ウェブで読む(推奨):https://foomii.com/00200/2020110606000072751 //////////////////////////////////////////////////////////////// 蓮池透の正論/曲論 https://foomii.com/00200 ////////////////////////////////////////////////////////////////  柏崎市にあっては、もう目も当てられない状況だ。原発推進から福島第一原発事故を機に覚醒したはずの櫻井柏崎市長だが、今は昔、再稼働へまっしぐらである。もとより、打ち出す政策やキャッチフレーズは、「1~5号機の廃炉計画を明示することが6、7号機再稼働の条件」「洗練された田舎を目指す」などであり、ダブルスタンダードの権化のような人物だ。極め付きは、市長が提唱する「柏崎市地域エネルギ―ビジョン」とは「再生可能エネルギーと原子力のまち」。つまり、全国各地で注目されている「地域型電源」に柏崎刈羽原発の電力も加えるというのである。どこの企業に外注して作成したプロジェクトなのか知らないが、菅首相の所信表明演説にも共通する。ナンセンス以外の言葉が思い浮かばない。  地元ではパフォーマンス好きでも知られる市長である。真冬の夜間、避難路となる雪道を自ら乗用車を運転して避難場所まで行ってみるという。私も同じ経路を走行してみて、道幅が狭く雪崩の恐れもあり、とてもスムーズかつ完全な避難は困難と判断した。しかし、「試走」を終えた市長は、同行したマスコミに対して、自宅待機も選択肢に加えることを検討するとともに、道路の拡幅を国へ要請する、と的外れの回答をしていた。  再稼働については市民の声を聴くと明言していた市長だったが、本年2月、無作為抽出した18歳以上の3000人の市民への「エネルギー政策に関する意識調査」(回収率41.4%)で済まそうとした。しかも、市長は柏崎刈羽原発の今後を問う設問の回答で「全号機の再稼働が必要」6.1%、「できる限り減らしていくが、限定的な再稼働が必要」29.2%に、「徐々に減らしていき、将来は全て廃炉にする」39・4%を、再稼働容認派に含め、「約8割の人が再稼働を認め、もしくは否定していない」と主張した。将来も含めて「全て廃炉にする」と答えた人が計58・6%を占めたことを考えれば、あまりにも恣意的な解釈との謗りを免れない。  柏崎刈羽原発からの30km圏内(UPZ)には、柏崎市、刈羽村の他に7市町村が存在する。
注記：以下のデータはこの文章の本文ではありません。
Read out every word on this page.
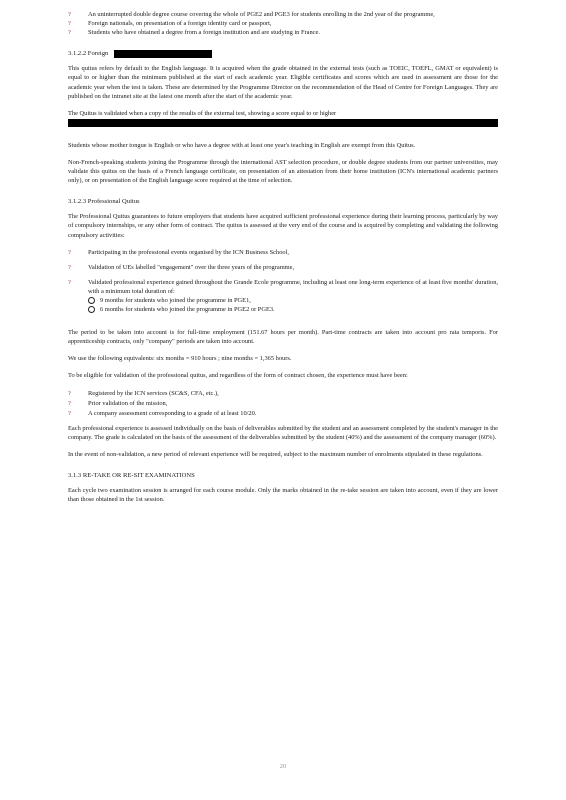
?	An uninterrupted double degree course covering the whole of PGE2 and PGE3 for students enrolling in the 2nd year of the programme,

?	Foreign nationals, on presentation of a foreign identity card or passport,

?	Students who have obtained a degree from a foreign institution and are studying in France.

3.1.2.2 Foreign

This quitus refers by default to the English language. It is acquired when the grade obtained in the external tests (such as TOEIC, TOEFL, GMAT or equivalent) is equal to or higher than the minimum published at the start of each academic year. Eligible certificates and scores which are used in assessment are those for the academic year when the test is taken. These are determined by the Programme Director on the recommendation of the Head of Centre for Foreign Languages. They are published on the intranet site at the latest one month after the start of the academic year.

The Quitus is validated when a copy of the results of the external test, showing a score equal to or higher

Students whose mother tongue is English or who have a degree with at least one year's teaching in English are exempt from this Quitus.

Non-French-speaking students joining the Programme through the international AST selection procedure, or double degree students from our partner universities, may validate this quitus on the basis of a French language certificate, on presentation of an attestation from their home institution (ICN's international academic partners only), or on presentation of the English language score required at the time of selection.

3.1.2.3 Professional Quitus

The Professional Quitus guarantees to future employers that students have acquired sufficient professional experience during their learning process, particularly by way of compulsory internships, or any other form of contract. The quitus is assessed at the very end of the course and is acquired by completing and validating the following compulsory activities:

?	Participating in the professional events organised by the ICN Business School,

?	Validation of UEs labelled "engagement" over the three years of the programme,

?	Validated professional experience gained throughout the Grande Ecole programme, including at least one long-term experience of at least five months' duration, with a minimum total duration of:

9 months for students who joined the programme in PGE1,

6 months for students who joined the programme in PGE2 or PGE3.

The period to be taken into account is for full-time employment (151.67 hours per month). Part-time contracts are taken into account pro rata temporis. For apprenticeship contracts, only "company" periods are taken into account.

We use the following equivalents: six months = 910 hours ; nine months = 1,365 hours.

To be eligible for validation of the professional quitus, and regardless of the form of contract chosen, the experience must have been:

?	Registered by the ICN services (SC&S, CFA, etc.),

?	Prior validation of the mission,

?	A company assessment corresponding to a grade of at least 10/20.

Each professional experience is assessed individually on the basis of deliverables submitted by the student and an assessment completed by the student's manager in the company. The grade is calculated on the basis of the assessment of the deliverables submitted by the student (40%) and the assessment of the company manager (60%).

In the event of non-validation, a new period of relevant experience will be required, subject to the maximum number of enrolments stipulated in these regulations.

3.1.3 RE-TAKE OR RE-SIT EXAMINATIONS

Each cycle two examination session is arranged for each course module. Only the marks obtained in the re-take session are taken into account, even if they are lower than those obtained in the 1st session.

20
再稼働への事前同意を得る必要がある自治体について、立地する柏崎市と刈羽村だけでなく7市町村にも広げることを目指す地元議員らの研究会が設立された。東海第二原発周辺自治体にならった、いわゆる「茨城方式」を実現しようとするものである。設立総会で、会長の自民党の関三郎見附市議は「非常にハードルは高いと思うが、住民が安心できる形にするのが30km圏内の議員の責務だという気持ちで取り組んでいく」と語った。来年5月末までに協定案を作成するとともに、住民の意向調査や住民説明会も実施するという。これには大いに賛同するが、この動きに柏崎市長は難色を示すばかりではなく、県に対して「三つの検証」を加速するよう促し、再稼働に前のめり過ぎる姿を露骨にさらけ出している。